Terry Halligan reviews The Death Maze which sits at number 2 on my TBR shelf so I will refrain from reading the review at the moment.


Eve Olsen had to wade through The Brotherhood of the Holy Shroud by Julia Navarro and advises us not to bother.


Maxine Clarke of Petrona goes north to Scandinavia and reviews Black Seconds by Karin Fossum, an author who I have not read for some time.


Maxine writes that 'The writing and the translation (by Charlotte Barslund) are excellent. Karin Fossum's last book, CALLING OUT FOR YOU, was shortlisted for the CWA dagger in 2006. If possible, BLACK SECONDS is even better.'


This recommendation is good enough for me and as Karin Fossum is appearing at Crime Fest in Bristol I had better catch up with the better read reviewers.


Maxine also reviews Unspoken by Mari Jungstedt and introduces to me a new Scandinavian crime writer. Those dark frozen Swedish winters certainly produce some good stories and wonderful atmospheric writing.

Maxine writes that 'UNSPOKEN is a great read, particularly strong in conveying the frailties of human emotion and in the juxtapositions of the police investigation with the media's reporting as well as the domestic lives of the characters.' Although she thinks the solution was a 'bit of a cheat' she will 'look forward to reading more about Gotland in Mari Jungstedt's next book.'

2 Comments:

OpenID maxine said...

Thank you for the kind mention, Norm -- I enjoyed both my books in this batch, but in the case of the Mari Jungstedt one, I recommend reading the previous one (Unseen) first as Unspoken follows on from it in several ways.

Which brings me on to my related question: can I read Cross without having read Priest (or any Ken Bruen previously)? I happen to have a copy of Cross, so it would be very helpful to know your views.
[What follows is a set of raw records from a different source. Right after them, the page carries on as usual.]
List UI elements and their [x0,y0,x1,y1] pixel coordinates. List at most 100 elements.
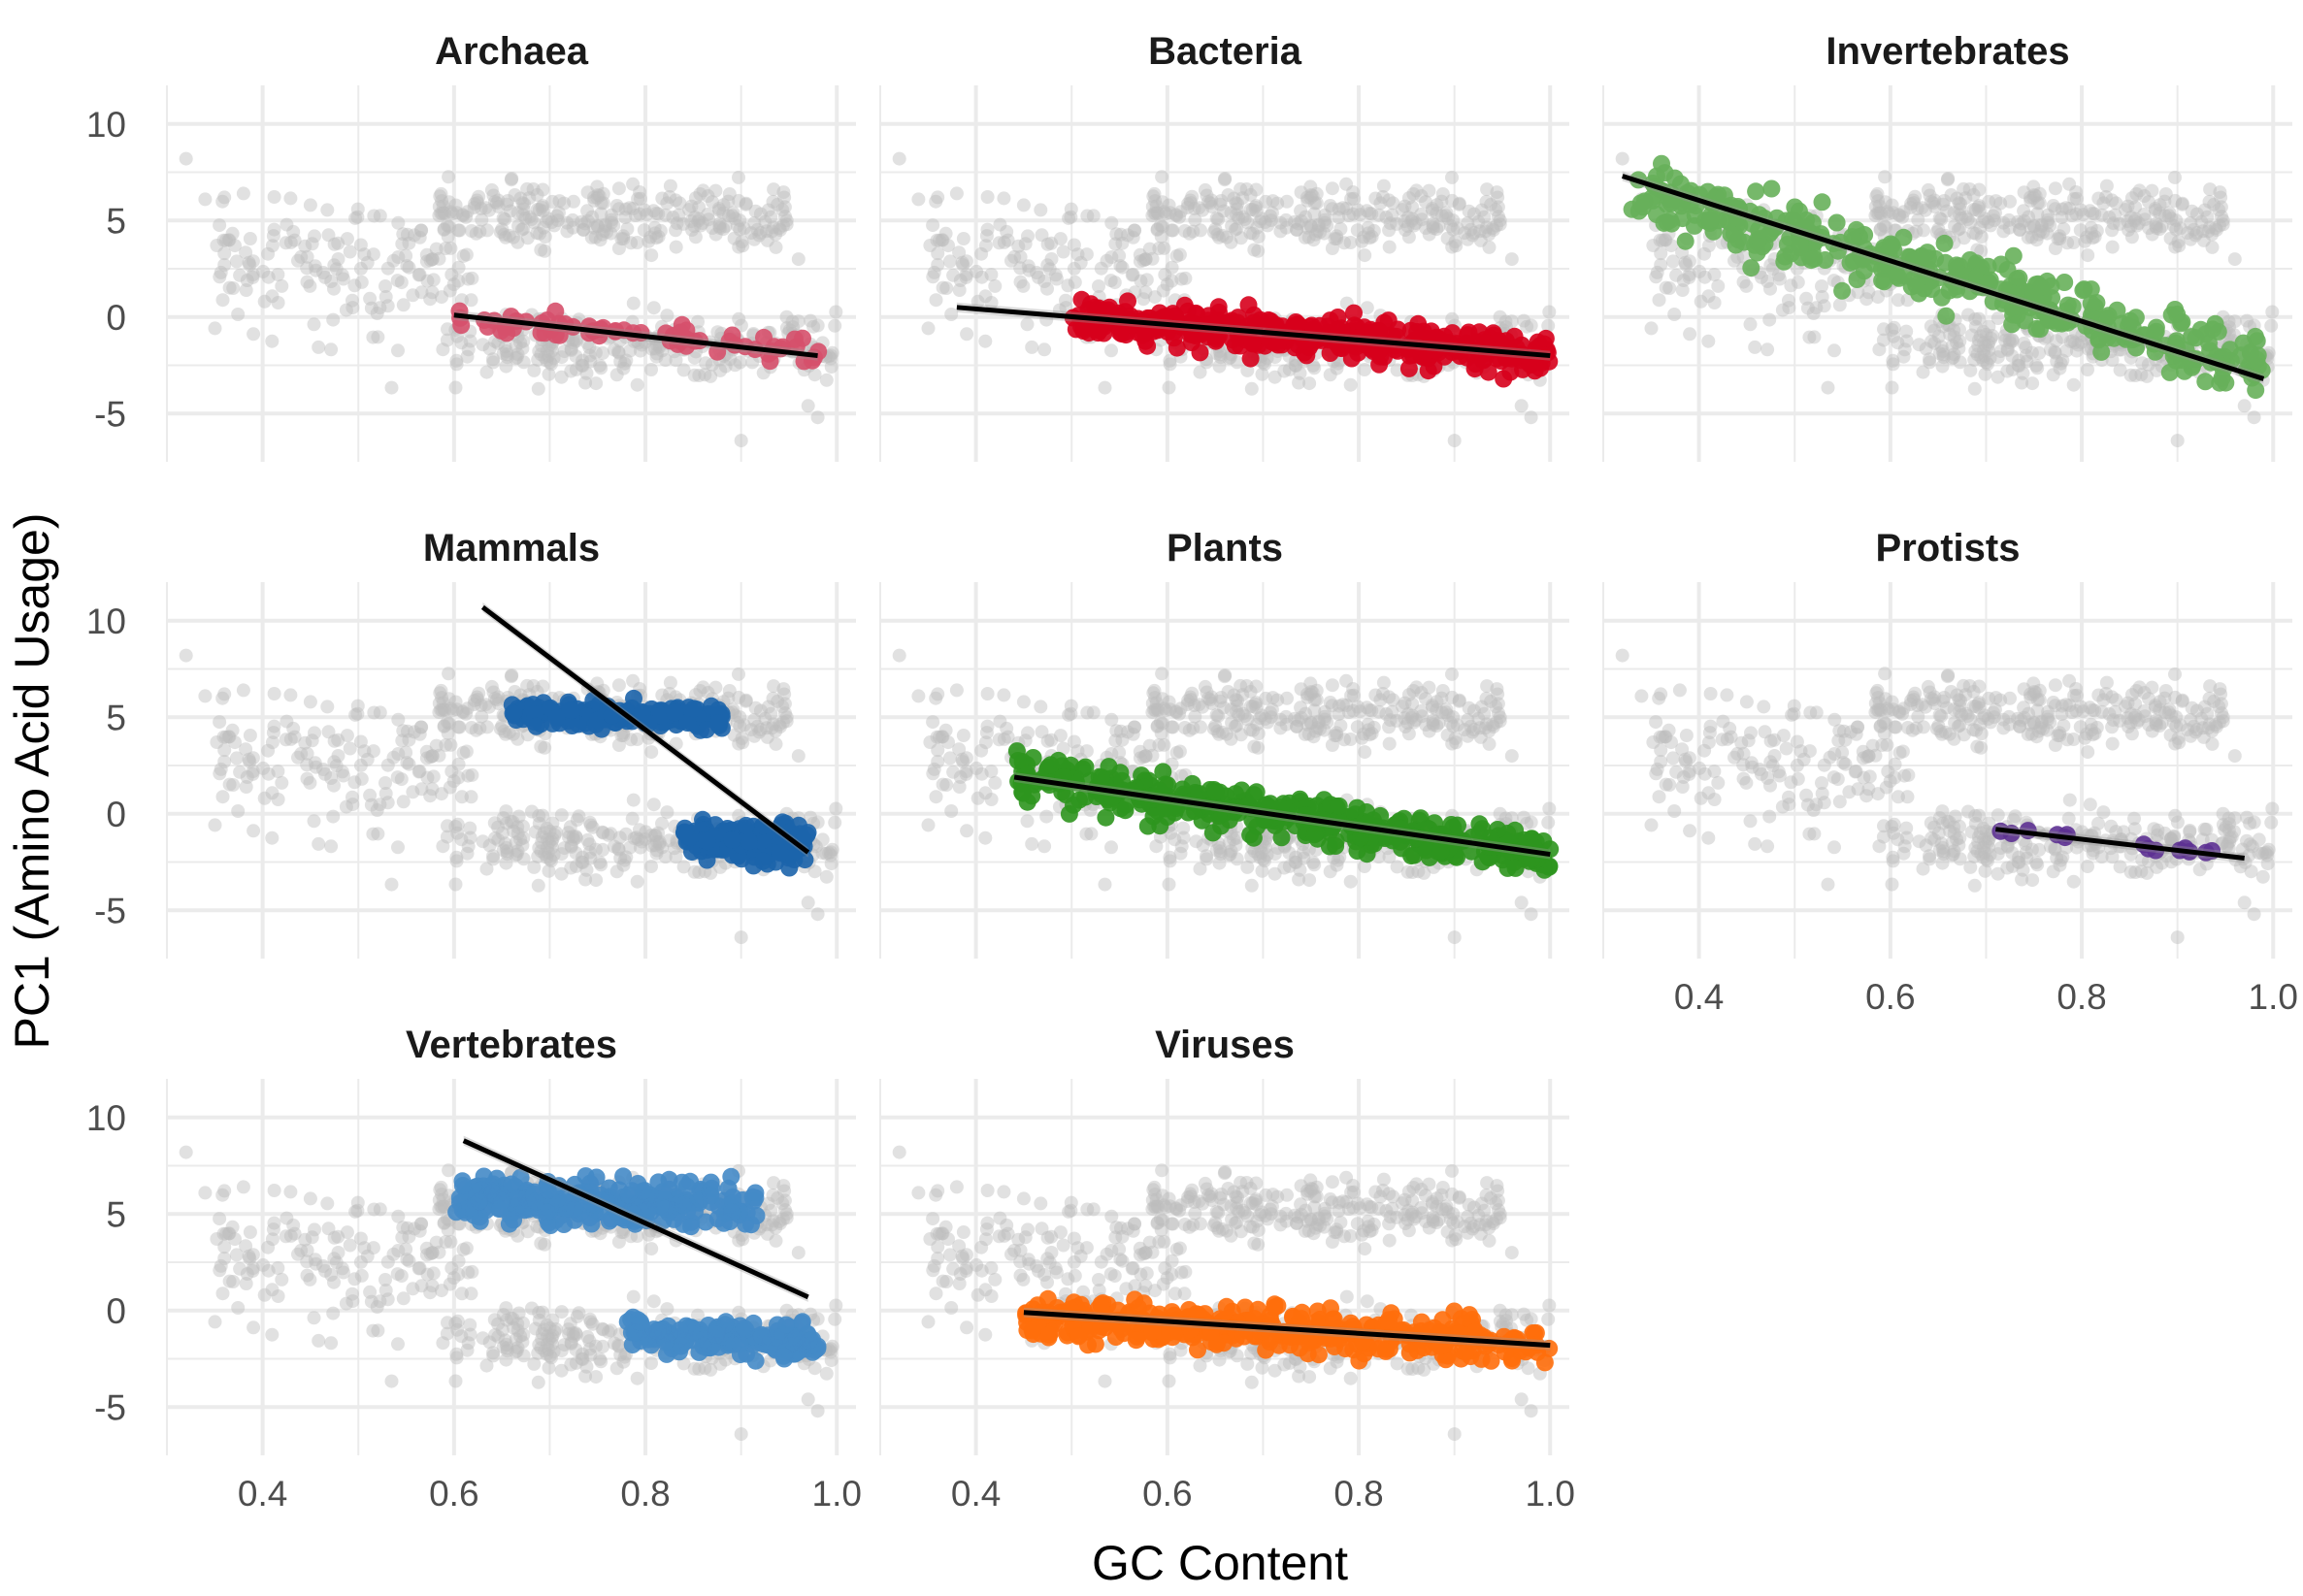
background-point [1815,279,1828,293]
background-point [1246,723,1261,737]
background-point [596,196,610,211]
background-point [217,258,232,272]
background-point [1232,707,1246,722]
background-point [594,196,609,211]
background-point [1016,695,1031,709]
background-point [992,733,1006,747]
background-point [552,194,567,209]
background-point [1279,717,1294,732]
background-point [1784,278,1798,293]
background-point [1976,343,1990,358]
background-point [921,818,936,832]
background-point [226,778,241,792]
background-point [726,206,740,220]
background-point [511,218,526,233]
background-point [535,200,549,214]
background-point [611,181,626,196]
background-point [1294,682,1308,697]
background-point [1193,862,1207,876]
background-point [1462,204,1476,218]
background-point [257,294,272,309]
background-point [1438,705,1453,720]
background-point [2171,235,2186,249]
background-point [538,230,552,244]
background-point [732,311,746,326]
background-point [1030,266,1043,279]
background-point [931,755,945,768]
background-point [461,768,476,783]
background-point [578,872,593,887]
data-point [1182,334,1201,351]
background-point [1215,725,1230,739]
background-point [560,224,575,239]
background-point [750,222,765,237]
background-point [446,277,461,292]
background-point [547,218,562,233]
background-point [1386,693,1400,707]
background-point [672,208,686,222]
data-point [675,823,694,841]
background-point [1925,195,1938,209]
background-point [653,223,668,238]
background-point [649,231,664,245]
background-point [997,191,1011,206]
background-point [560,215,575,230]
background-point [1945,339,1959,353]
background-point [1390,860,1404,874]
background-point [670,216,684,231]
background-point [308,229,321,244]
background-point [687,368,702,382]
background-point [321,725,336,739]
background-point [439,242,453,255]
background-point [179,151,193,166]
background-point [516,208,530,222]
background-point [316,266,330,279]
background-point [500,197,514,212]
background-point [931,190,945,205]
background-point [944,804,959,818]
data-point [2172,314,2190,333]
background-point [1358,363,1371,376]
background-point [718,359,733,374]
background-point [1504,749,1519,764]
background-point [929,293,943,308]
data-point [1762,179,1781,198]
background-point [1098,877,1112,892]
background-point [684,214,699,229]
background-point [497,227,511,242]
background-point [208,818,222,832]
background-point [1615,151,1629,166]
background-point [1401,727,1416,741]
data-point [1827,213,1846,232]
background-point [266,726,280,740]
background-point [673,196,687,211]
background-point [312,340,326,354]
background-point [669,240,683,254]
background-point [761,203,775,217]
background-point [210,735,224,749]
data-point [1979,257,1997,276]
background-point [2205,240,2220,254]
background-point [564,342,578,356]
background-point [582,815,597,830]
background-point [773,223,787,237]
background-point [1886,353,1900,368]
background-point [2005,334,2020,348]
background-point [1944,188,1958,202]
background-point [1827,343,1841,358]
background-point [461,839,476,854]
background-point [1176,821,1191,835]
background-point [1147,702,1162,717]
background-point [727,231,741,245]
background-point [1490,185,1504,200]
background-point [737,221,751,236]
background-point [1358,745,1372,760]
background-point [732,193,746,208]
background-point [829,305,843,319]
background-point [540,353,554,368]
background-point [1870,206,1885,220]
background-point [498,212,512,226]
background-point [1683,327,1697,342]
background-point [435,207,449,220]
background-point [605,208,619,222]
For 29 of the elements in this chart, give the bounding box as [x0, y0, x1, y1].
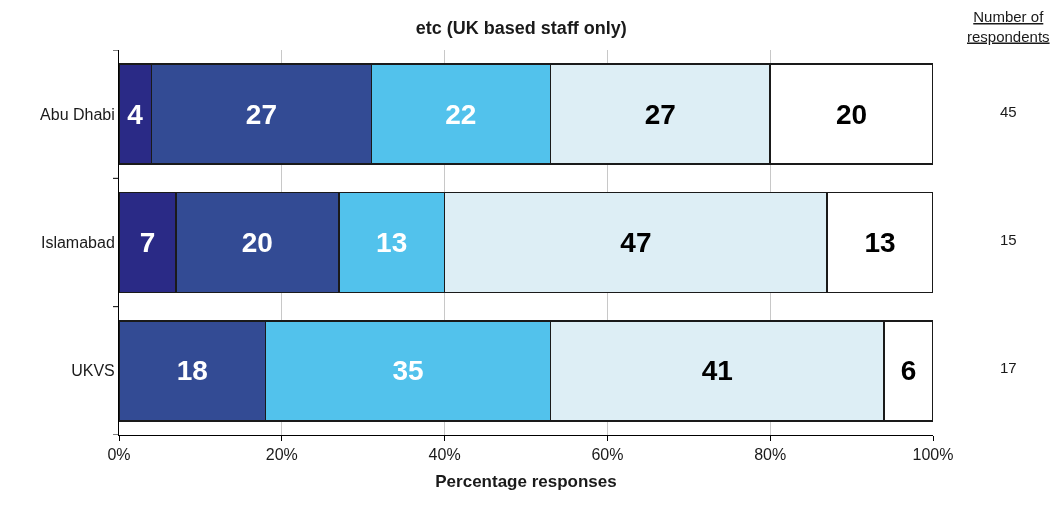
y-tick-label: UKVS — [71, 362, 115, 380]
data-label: 27 — [644, 98, 676, 130]
data-label: 20 — [836, 98, 868, 130]
data-label: 20 — [241, 227, 273, 258]
text: Number of respondents — [967, 8, 1050, 45]
data-label: 13 — [376, 227, 408, 258]
x-tick-label: 80% — [754, 446, 787, 464]
data-label: 7 — [139, 227, 156, 258]
data-label: 6 — [900, 355, 917, 387]
x-tick-label: 20% — [265, 446, 298, 464]
data-label: 13 — [864, 227, 896, 258]
y-tick-label: Islamabad — [40, 234, 115, 252]
data-label: 47 — [620, 227, 652, 258]
data-label: 4 — [127, 98, 144, 130]
text: 17 — [1000, 359, 1017, 376]
data-label: 41 — [701, 355, 733, 387]
data-label: 27 — [245, 98, 278, 130]
x-tick-label: 60% — [591, 446, 624, 464]
chart-title: etc (UK based staff only) — [415, 18, 627, 39]
data-label: 35 — [392, 355, 424, 387]
data-label: 22 — [445, 98, 477, 130]
x-tick-label: 40% — [428, 446, 461, 464]
text: 45 — [1000, 103, 1017, 120]
x-tick-label: 100% — [912, 446, 954, 464]
y-tick-label: Abu Dhabi — [40, 105, 115, 123]
data-label: 18 — [176, 355, 208, 387]
x-tick-label: 0% — [107, 446, 131, 464]
text: 15 — [1000, 231, 1017, 248]
x-axis-title: Percentage responses — [435, 471, 617, 491]
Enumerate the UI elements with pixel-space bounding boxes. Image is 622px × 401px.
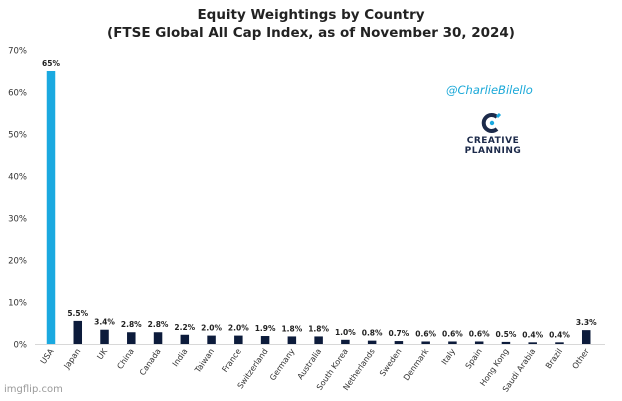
- bar-australia: [314, 336, 323, 344]
- data-label: 1.0%: [335, 328, 356, 337]
- x-tick-label: Brazil: [544, 347, 564, 370]
- data-label: 2.2%: [174, 323, 195, 332]
- y-tick-label: 60%: [8, 89, 27, 99]
- bar-south-korea: [341, 339, 350, 344]
- creative-planning-logo-text: CREATIVE PLANNING: [458, 136, 528, 156]
- y-axis: 0% 10% 20% 30% 40% 50% 60% 70%: [8, 47, 605, 351]
- chart-title: Equity Weightings by Country: [197, 7, 425, 23]
- author-handle: @CharlieBilello: [446, 83, 533, 97]
- data-label: 65%: [42, 59, 60, 68]
- bar-other: [581, 330, 591, 344]
- data-label: 1.9%: [255, 324, 276, 333]
- creative-planning-c-icon: [481, 112, 502, 133]
- x-tick-label: Canada: [138, 347, 163, 377]
- data-label: 0.4%: [522, 330, 543, 339]
- bar-india: [180, 334, 190, 344]
- x-tick-label: France: [220, 347, 243, 374]
- x-tick-label: Australia: [296, 347, 324, 381]
- y-tick-label: 70%: [8, 47, 27, 57]
- x-tick-label: UK: [95, 346, 109, 361]
- imgflip-watermark: imgflip.com: [4, 384, 63, 395]
- data-label: 3.4%: [94, 318, 115, 327]
- data-label: 0.6%: [442, 329, 463, 338]
- data-label: 0.6%: [415, 329, 436, 338]
- bar-series: [46, 71, 591, 344]
- x-axis: USA Japan UK China Canada India Taiwan France Sw…: [39, 346, 592, 393]
- data-label: 1.8%: [308, 324, 329, 333]
- data-label: 2.8%: [148, 320, 169, 329]
- y-tick-label: 10%: [8, 299, 27, 309]
- data-label: 0.4%: [549, 330, 570, 339]
- x-tick-label: Taiwan: [193, 347, 217, 375]
- x-tick-label: Italy: [440, 347, 457, 367]
- x-tick-label: Germany: [268, 347, 297, 382]
- logo-line-1: CREATIVE: [466, 136, 520, 146]
- bar-switzerland: [260, 336, 270, 344]
- bar-brazil: [555, 342, 564, 344]
- data-label: 3.3%: [576, 318, 597, 327]
- data-label: 2.8%: [121, 320, 142, 329]
- data-label: 0.8%: [362, 329, 383, 338]
- y-tick-label: 40%: [8, 173, 27, 183]
- data-label: 2.0%: [201, 324, 222, 333]
- bar-canada: [153, 332, 163, 344]
- bar-sweden: [394, 341, 404, 344]
- bar-hong-kong: [501, 341, 511, 344]
- data-label: 1.8%: [281, 324, 302, 333]
- x-tick-label: Sweden: [378, 347, 404, 378]
- bar-taiwan: [207, 335, 216, 344]
- bar-denmark: [421, 341, 430, 344]
- x-tick-label: USA: [39, 347, 56, 366]
- bar-japan: [73, 320, 83, 344]
- x-tick-label: Japan: [62, 347, 83, 371]
- data-label: 0.6%: [469, 329, 490, 338]
- bar-saudi-arabia: [528, 342, 537, 344]
- chart-subtitle: (FTSE Global All Cap Index, as of Novemb…: [107, 25, 515, 41]
- bar-china: [127, 332, 136, 344]
- data-label: 2.0%: [228, 324, 249, 333]
- data-label: 0.5%: [496, 330, 517, 339]
- bar-germany: [287, 336, 297, 344]
- y-tick-label: 20%: [8, 257, 27, 267]
- y-tick-label: 50%: [8, 131, 27, 141]
- logo-line-2: PLANNING: [464, 146, 522, 156]
- bar-spain: [474, 341, 484, 344]
- chart-titles: Equity Weightings by Country (FTSE Globa…: [0, 6, 622, 42]
- data-label: 5.5%: [67, 309, 88, 318]
- x-tick-label: Spain: [464, 347, 484, 370]
- data-label: 0.7%: [388, 329, 409, 338]
- bar-france: [234, 335, 243, 344]
- y-tick-label: 0%: [14, 341, 28, 351]
- bar-netherlands: [367, 340, 377, 344]
- bar-italy: [448, 341, 457, 344]
- x-tick-label: Other: [570, 346, 591, 370]
- data-labels: 65% 5.5% 3.4% 2.8% 2.8% 2.2% 2.0% 2.0% 1.9% 1.8% 1…: [42, 59, 597, 339]
- x-tick-label: Denmark: [402, 347, 431, 383]
- x-tick-label: India: [171, 347, 190, 368]
- bar-usa: [46, 71, 56, 344]
- bar-uk: [100, 329, 109, 344]
- y-tick-label: 30%: [8, 215, 27, 225]
- x-tick-label: China: [115, 347, 136, 371]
I liked reading all this week's EuroCrime reviews (as usual! But it is a good set), especially yours, of course ;-)

11:41 PM  
Blogger Uriah Robinson said...

Maxine, unfortunately I seem to have passed my copy of Priest on to someone.
It would be better to have read Priest first but in Cross there are brief references to what happened in the previous book. I certainly don't think you could read them out of order.
I missed a few in the series after The Killing of The Tinkers before I read Priest and I think Ken Bruen is improving as a writer. He is still as angry but the books seem to be an easier read although they can be depressing as disaster is Jack Taylor's middle name.